Roger Sutton has been the editor in chief of The Horn Book, Inc, since 1996. He was previously editor of The Bulletin of the Center for Children's Books and a children's and young adult librarian. He received his M.A. in library science from the University of Chicago in 1982 and a B.A. from Pitzer College in 1978. Follow him on Twitter: @RogerReads.

Comments

  1. Andrew Karre says:

    >No, no, there must have been an exchange of value. Your altruism-induced blindness just made you miss it.

  2. Roger Sutton says:

    >Told you I had a cold.

  3. >Oh, how funny. But it confirms my theory that the people who are attracted to Fountainhead are the ones who are least likely to actually practice Objectivism.

  4. >How about Atlas Shrugged? You really have to be somewhat intrigued by the concepts to force your way through all those speeches.

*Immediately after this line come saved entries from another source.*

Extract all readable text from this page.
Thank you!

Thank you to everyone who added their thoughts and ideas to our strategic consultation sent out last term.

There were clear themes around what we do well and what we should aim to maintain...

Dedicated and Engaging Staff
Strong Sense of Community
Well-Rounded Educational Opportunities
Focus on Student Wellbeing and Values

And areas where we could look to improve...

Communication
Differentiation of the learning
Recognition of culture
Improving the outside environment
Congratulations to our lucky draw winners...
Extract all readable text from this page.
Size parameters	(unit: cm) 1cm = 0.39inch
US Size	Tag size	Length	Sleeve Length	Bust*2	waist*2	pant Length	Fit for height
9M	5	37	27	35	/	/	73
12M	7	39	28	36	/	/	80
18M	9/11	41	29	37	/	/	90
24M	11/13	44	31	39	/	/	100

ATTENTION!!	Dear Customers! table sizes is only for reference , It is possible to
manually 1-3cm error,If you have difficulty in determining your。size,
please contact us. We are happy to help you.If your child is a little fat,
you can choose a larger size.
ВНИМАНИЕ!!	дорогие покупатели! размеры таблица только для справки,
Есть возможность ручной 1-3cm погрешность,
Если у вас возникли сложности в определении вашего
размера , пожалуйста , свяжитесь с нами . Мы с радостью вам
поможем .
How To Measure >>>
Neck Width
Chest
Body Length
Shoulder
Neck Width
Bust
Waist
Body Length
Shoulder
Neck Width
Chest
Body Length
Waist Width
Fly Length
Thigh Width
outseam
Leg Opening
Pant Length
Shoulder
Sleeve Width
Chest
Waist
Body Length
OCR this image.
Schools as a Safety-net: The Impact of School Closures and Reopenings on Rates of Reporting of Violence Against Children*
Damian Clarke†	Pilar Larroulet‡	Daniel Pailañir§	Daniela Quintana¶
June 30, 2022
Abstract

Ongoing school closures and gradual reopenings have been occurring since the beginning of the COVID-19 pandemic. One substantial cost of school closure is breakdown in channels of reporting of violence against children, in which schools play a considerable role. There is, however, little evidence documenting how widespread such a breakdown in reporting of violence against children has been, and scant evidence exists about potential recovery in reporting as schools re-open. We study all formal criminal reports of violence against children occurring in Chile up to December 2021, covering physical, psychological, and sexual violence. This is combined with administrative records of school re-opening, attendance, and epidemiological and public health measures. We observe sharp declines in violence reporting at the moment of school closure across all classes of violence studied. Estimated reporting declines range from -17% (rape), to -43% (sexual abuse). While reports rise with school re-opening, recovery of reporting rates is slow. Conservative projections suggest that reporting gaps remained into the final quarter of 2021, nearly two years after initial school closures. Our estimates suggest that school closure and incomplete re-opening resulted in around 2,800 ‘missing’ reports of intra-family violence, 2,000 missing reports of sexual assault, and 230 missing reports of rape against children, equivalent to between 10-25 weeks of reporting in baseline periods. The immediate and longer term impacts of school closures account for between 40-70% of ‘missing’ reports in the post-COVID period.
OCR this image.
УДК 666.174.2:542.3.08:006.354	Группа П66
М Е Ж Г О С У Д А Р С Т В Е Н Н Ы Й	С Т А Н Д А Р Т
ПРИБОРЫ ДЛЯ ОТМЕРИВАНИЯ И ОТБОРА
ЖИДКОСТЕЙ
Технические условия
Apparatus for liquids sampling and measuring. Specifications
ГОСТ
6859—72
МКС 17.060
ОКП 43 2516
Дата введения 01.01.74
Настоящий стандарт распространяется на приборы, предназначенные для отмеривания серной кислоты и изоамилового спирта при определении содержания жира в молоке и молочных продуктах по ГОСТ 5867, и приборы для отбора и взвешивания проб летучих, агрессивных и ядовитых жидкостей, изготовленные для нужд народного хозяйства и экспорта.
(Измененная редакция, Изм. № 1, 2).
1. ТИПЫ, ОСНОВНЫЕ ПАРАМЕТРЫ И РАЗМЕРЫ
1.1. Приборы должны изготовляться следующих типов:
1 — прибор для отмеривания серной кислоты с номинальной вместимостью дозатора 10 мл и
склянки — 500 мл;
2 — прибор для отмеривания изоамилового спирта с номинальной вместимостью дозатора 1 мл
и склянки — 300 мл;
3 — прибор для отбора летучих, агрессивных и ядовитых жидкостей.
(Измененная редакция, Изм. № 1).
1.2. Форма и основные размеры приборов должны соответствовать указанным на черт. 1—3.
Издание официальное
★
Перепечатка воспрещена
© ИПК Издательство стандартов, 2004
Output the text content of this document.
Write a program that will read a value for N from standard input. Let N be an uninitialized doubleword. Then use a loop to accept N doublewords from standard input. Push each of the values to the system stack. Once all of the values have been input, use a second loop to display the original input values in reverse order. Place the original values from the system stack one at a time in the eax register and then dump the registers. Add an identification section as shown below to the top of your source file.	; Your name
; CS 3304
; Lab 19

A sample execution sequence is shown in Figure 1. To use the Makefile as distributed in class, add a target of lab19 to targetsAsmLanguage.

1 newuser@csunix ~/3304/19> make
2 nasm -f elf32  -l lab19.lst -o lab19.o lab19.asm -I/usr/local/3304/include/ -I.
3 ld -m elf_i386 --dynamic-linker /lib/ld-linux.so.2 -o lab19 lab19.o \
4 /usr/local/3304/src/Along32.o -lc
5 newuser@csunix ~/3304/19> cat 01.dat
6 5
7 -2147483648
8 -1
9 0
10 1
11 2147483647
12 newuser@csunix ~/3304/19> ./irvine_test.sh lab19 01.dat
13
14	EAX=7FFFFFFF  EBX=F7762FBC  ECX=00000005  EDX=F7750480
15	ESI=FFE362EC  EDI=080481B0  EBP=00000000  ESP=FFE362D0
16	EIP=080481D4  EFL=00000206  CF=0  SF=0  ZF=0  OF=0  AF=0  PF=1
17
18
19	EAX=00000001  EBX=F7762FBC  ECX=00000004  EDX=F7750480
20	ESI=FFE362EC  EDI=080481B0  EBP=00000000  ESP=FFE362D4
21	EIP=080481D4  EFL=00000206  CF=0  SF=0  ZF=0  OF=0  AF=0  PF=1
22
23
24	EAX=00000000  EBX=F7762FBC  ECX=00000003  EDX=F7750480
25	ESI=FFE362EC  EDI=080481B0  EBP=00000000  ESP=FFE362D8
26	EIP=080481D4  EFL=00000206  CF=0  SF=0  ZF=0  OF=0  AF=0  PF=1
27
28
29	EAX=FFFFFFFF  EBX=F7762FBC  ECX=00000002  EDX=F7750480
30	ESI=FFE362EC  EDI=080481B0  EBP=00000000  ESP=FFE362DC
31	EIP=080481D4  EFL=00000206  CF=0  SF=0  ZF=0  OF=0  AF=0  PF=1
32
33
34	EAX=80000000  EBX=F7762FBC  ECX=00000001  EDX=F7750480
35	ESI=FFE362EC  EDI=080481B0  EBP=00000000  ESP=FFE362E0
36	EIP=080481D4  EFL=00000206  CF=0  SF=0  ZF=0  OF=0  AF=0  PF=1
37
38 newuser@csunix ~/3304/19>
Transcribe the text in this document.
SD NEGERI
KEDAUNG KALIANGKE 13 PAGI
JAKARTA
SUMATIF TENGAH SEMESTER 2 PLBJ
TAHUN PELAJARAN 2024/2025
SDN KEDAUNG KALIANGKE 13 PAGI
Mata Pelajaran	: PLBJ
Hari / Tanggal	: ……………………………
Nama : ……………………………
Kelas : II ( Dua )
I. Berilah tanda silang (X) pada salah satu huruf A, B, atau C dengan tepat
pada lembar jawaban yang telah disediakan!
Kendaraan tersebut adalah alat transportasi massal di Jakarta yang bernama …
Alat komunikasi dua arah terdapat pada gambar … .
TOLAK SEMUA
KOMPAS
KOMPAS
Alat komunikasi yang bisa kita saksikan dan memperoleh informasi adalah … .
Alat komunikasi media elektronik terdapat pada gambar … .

I have to say that you seem to be right in my case; I’m not at all an Objectivist, but I do love her books… and take her philosophy with a huge grain of salt.

  5. Roger Sutton says:

    >When Random House editor Bennett Cerf tried to get Rand to cut the “This is John Galt speaking” fifty-page speech from the manuscript of Atlas Shrugged, Rand famously replied, “would you cut the Bible?”

  6. >Roger, I’m just glad you didn’t tell the story of the time I had a blind date with an Ayn Rand fanatic. (Member of the Rand society, his second favorite author was Victor Hugo.) I went to the bookstore and read 10 pages of the Fountainhead, then called him and said “I don’t think this is going to work out.”

  7. >As another Jew, Isaac Asimov, once said, “Ï have no false modesty… or any other kind, for that matter.”